Comment: I am a Pinkwater fan from way back. So when I was bored, without any reading material at hand, I picked up this gem and read it. Pinkwater was still as great as I remembered, and I wish that I'd had this book in particular when I was in junior high. You see, I only now realize that I attended Bat Mastersom Jr High. Sure, it wasn't called that, but everything matched. Even from my current place in life, as a college sophmore, my junior high school experience is still a difficult question for me, and this book has helped me to put it into perspective. A must for any young person who is struggling with a world that won't accept them for their own strengths. We need more authors for catering to the intellegent youth, offering the message that even though your life seems so much harder than those who choose to remain ignorant, you can hold your head high, and you will be happier in the long run. Pinkwater deserves a spot next to Roald Dahl, Madeline L'Engel, Dr. Seuss, and the other greats of children's literature.

Rating: 5
Summary: Leonard Neeble befriends Alan, travel inter-dimensionally
Comment: Life at Bat Masterson High School has been a tough adjustment for Leonard Neeble, who just moved to Hogboro, NJ. Teaming up with Alan Mendelsohn, he meets strange vagrants, cheating bookstore clerks, and otherworldly beings. Mostly, he skips school and breaks a lot of rules, unlike characters in most current young adult fiction. The protagonists of this story more closely resemble the daring adventurers of Mark Twain's fiction, which is most of what makes this book so enthralling. All of the plausible sci-fi, conspiracy and kookdom pull the reader in, but the impeccable humor makes the read stick. I've read it four times and want to to so again

Rating: 5
Summary: Klugarsh Mind Control for all of us!
Comment: I was reminded of this most excellent book yesterday when I heard an interview with the author of *Mind Wide Open* on the radio. He apparently tested a bunch of "brain machines" to write about in his book, and one of them was a video game sort of thing, in which the player must learn to enter the alpha brain state at will in order to succeed at the game.

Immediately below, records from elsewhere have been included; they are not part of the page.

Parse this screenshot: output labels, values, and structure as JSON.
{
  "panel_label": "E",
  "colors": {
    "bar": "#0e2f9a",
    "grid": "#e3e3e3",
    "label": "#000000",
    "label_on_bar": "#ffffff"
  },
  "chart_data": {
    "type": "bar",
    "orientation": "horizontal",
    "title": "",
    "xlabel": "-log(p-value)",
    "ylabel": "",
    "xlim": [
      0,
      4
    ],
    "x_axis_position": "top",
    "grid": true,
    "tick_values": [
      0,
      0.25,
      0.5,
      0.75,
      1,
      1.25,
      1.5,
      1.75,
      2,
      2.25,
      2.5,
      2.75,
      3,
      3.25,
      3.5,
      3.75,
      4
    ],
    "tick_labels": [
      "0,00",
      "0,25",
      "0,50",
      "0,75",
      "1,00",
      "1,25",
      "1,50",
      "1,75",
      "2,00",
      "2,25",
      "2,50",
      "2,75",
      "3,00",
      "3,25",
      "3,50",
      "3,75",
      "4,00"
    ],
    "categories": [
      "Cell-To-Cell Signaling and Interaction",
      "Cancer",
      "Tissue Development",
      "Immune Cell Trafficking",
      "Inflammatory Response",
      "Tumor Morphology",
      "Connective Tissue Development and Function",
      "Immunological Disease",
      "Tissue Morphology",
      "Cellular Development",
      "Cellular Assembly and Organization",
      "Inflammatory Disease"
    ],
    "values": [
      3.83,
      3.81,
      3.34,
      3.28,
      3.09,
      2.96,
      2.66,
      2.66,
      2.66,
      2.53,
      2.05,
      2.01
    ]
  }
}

Of course genius Daniel Pinkwater had this idea years ago!! I kept thinking, "You just have to fall back laughing, saying 'I give up,' of course!" Readers of *Alan Mendelsohn* will have an early advantage if this game hits the big time.

As is the case for many other reviewers, this book was one of the most important of my adolescence, one of the few that I read and re-read. My brother and I would repeatedly crack up reminding each other of a certain unorthodox loudspeaker incident in it.

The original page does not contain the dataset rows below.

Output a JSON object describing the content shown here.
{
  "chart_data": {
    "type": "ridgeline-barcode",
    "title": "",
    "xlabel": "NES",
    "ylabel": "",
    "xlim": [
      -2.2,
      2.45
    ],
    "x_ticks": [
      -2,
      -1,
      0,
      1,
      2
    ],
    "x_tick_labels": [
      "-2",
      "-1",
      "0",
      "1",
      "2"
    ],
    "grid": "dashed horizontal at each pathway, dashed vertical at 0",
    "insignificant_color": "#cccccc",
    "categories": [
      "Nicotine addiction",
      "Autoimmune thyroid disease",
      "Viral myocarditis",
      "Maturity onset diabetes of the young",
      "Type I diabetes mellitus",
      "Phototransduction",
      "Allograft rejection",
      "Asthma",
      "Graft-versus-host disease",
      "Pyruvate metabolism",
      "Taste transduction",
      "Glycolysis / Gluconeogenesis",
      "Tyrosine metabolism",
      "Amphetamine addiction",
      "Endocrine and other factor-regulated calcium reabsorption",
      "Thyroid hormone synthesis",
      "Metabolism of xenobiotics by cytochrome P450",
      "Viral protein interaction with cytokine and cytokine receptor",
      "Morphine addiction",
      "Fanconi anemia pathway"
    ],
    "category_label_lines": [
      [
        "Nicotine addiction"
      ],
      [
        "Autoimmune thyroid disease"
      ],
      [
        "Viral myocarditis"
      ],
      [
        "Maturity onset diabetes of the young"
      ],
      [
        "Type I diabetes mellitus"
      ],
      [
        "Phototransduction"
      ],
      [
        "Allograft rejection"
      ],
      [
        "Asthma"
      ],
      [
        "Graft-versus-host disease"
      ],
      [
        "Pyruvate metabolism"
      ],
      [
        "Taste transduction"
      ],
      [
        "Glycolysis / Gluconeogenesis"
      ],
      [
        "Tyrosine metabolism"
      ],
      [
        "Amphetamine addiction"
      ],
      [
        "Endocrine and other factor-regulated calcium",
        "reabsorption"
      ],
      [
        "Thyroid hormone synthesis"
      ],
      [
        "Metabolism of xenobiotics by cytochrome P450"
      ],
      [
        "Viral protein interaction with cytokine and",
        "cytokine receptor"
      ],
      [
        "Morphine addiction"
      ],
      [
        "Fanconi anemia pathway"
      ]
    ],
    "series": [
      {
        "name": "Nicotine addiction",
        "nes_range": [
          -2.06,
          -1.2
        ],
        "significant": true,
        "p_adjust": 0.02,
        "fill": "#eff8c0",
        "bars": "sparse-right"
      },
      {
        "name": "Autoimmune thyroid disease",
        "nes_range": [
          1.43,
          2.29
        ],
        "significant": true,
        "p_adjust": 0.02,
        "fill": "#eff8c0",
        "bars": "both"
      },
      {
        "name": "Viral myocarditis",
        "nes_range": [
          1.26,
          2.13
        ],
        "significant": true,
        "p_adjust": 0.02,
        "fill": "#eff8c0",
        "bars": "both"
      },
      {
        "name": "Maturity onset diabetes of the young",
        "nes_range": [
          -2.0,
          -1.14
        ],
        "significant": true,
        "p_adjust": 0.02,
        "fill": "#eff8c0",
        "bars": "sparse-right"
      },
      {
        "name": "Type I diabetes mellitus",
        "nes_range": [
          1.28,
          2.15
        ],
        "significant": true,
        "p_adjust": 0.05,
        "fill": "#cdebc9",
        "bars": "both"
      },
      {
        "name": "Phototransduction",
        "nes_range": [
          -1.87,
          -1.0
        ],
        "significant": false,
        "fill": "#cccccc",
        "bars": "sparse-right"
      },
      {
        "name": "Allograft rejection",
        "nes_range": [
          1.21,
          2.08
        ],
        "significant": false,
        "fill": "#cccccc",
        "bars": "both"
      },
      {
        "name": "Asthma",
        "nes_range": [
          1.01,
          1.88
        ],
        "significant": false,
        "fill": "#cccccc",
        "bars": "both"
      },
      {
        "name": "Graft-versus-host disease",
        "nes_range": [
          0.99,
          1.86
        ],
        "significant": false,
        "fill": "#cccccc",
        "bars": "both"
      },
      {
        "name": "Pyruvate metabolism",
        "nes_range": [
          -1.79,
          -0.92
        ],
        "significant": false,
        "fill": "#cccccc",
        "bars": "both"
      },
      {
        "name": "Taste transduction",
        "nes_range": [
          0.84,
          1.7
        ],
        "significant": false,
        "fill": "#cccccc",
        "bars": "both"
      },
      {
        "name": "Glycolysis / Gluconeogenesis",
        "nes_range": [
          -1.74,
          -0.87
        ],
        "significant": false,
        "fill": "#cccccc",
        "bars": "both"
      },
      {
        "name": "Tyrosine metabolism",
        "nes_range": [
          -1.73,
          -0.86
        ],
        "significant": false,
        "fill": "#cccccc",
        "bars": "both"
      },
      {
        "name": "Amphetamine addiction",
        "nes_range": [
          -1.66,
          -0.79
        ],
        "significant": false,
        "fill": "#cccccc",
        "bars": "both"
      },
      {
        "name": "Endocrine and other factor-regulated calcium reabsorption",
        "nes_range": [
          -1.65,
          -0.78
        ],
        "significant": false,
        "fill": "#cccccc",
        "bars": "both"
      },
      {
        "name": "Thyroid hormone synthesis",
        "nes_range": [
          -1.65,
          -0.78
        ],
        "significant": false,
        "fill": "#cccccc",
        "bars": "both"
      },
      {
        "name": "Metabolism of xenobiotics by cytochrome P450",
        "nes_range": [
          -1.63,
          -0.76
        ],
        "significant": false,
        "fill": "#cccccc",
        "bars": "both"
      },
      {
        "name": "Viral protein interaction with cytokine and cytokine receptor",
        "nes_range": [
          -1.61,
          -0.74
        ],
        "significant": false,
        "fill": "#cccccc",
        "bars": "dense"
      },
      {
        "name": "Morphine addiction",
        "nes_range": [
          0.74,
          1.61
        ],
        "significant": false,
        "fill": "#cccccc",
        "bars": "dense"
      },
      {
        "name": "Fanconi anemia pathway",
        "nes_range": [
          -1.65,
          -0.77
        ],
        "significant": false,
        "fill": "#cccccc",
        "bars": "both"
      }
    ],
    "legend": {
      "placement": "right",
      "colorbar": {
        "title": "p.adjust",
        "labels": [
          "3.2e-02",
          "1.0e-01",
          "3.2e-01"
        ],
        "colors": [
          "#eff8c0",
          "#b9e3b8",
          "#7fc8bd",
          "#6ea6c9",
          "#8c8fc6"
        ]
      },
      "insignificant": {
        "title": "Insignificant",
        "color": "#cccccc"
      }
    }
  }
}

What I most admire about this book when I think back about it now is that it keeps moving forward into surprising territory---it has a satisfying revenge fantasy plot, a self-actualization plot, an adventure/alternate reality plot, and a refreshing sense of "larger mystery" throughout. As a young adult, it helps to be reminded that there are uncharted realms outside of school's hideousness!